The following is a follow-up article to the article published earlier at https://eogn.com/page-18080/12827721:
Relatives of Holocaust survivors and victims can now look through the files of more than 2,700 Jews who sought help through Vatican channels to escape Nazi persecution before and during the Second World War. The archives have gone public on the internet at the request of Pope Francis.
The files constitute “a heritage that is precious because it gathers the requests for help sent to Pope Pius XII by Jewish people, both the baptized and the non-baptized, after the beginning of Nazi and fascist persecution,” Archbishop Paul Richard Gallagher, Secretary for Relations with States and International Organizations, said in a June 23 article for Vatican News.

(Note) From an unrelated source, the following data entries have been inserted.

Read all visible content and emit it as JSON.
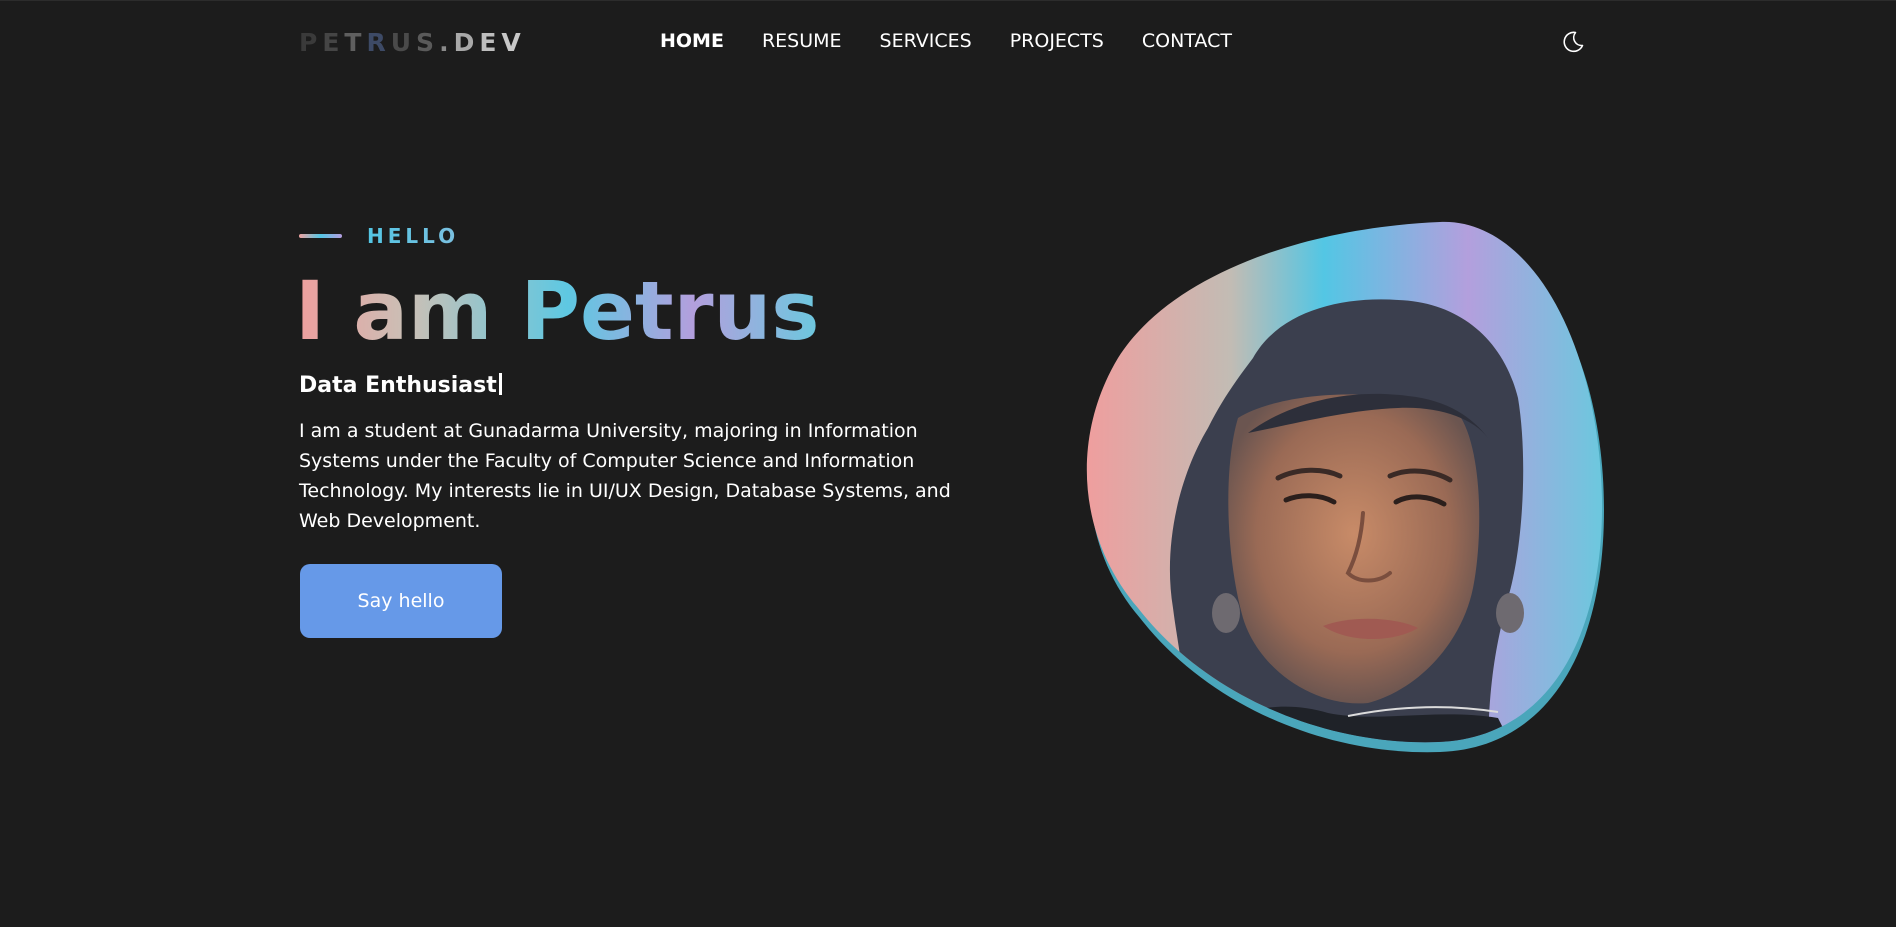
{
  "header": {
    "logo_letters": [
      "P",
      "E",
      "T",
      "R",
      "U",
      "S",
      ".",
      "D",
      "E",
      "V"
    ],
    "nav": [
      {
        "label": "HOME",
        "active": true
      },
      {
        "label": "RESUME",
        "active": false
      },
      {
        "label": "SERVICES",
        "active": false
      },
      {
        "label": "PROJECTS",
        "active": false
      },
      {
        "label": "CONTACT",
        "active": false
      }
    ],
    "theme_toggle_icon": "moon-icon"
  },
  "hero": {
    "eyebrow": "HELLO",
    "title": "I am Petrus",
    "role": "Data Enthusiast",
    "bio": "I am a student at Gunadarma University, majoring in Information Systems under the Faculty of Computer Science and Information Technology. My interests lie in UI/UX Design, Database Systems, and Web Development.",
    "cta_label": "Say hello"
  },
  "colors": {
    "background": "#1c1c1c",
    "accent_blue": "#6699e8",
    "gradient_pink": "#ef9e9e",
    "gradient_cyan": "#53c6e4",
    "gradient_violet": "#b39fdd"
  }
}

This heritage is “now easily accessible to the entire world thanks to a project aimed at publishing the complete digitalized version of the archival series,” he said. “Making the digitized version of the entire Jews/Jewish people series available on the internet will allow the descendants of those who asked for help, to find traces of their loved ones from any part of the world. At the same time, it will allow scholars and anyone interested, to freely examine this special archival heritage, from a distance.”
The files are hosted at the website for the Historical Archive of the Secretariat of State’s Section for Relations with States and International Organizations. The archive hosts a photographic reproduction of each document and an analytical inventory that names all those requesting help.
The series pertains to the papacy of Venerable Pius XII, who was elected pope on March 2, 1939, just six months before the start of the war.
Some requests written by Jews or on behalf of Jews sought help to obtain visas or passports, to find asylum, or to reunify families. Others sought freedom from detention or transfers to a different concentration camp. They sought news of deported people or asked for supplies of food or clothes, financial support, spiritual support, and more.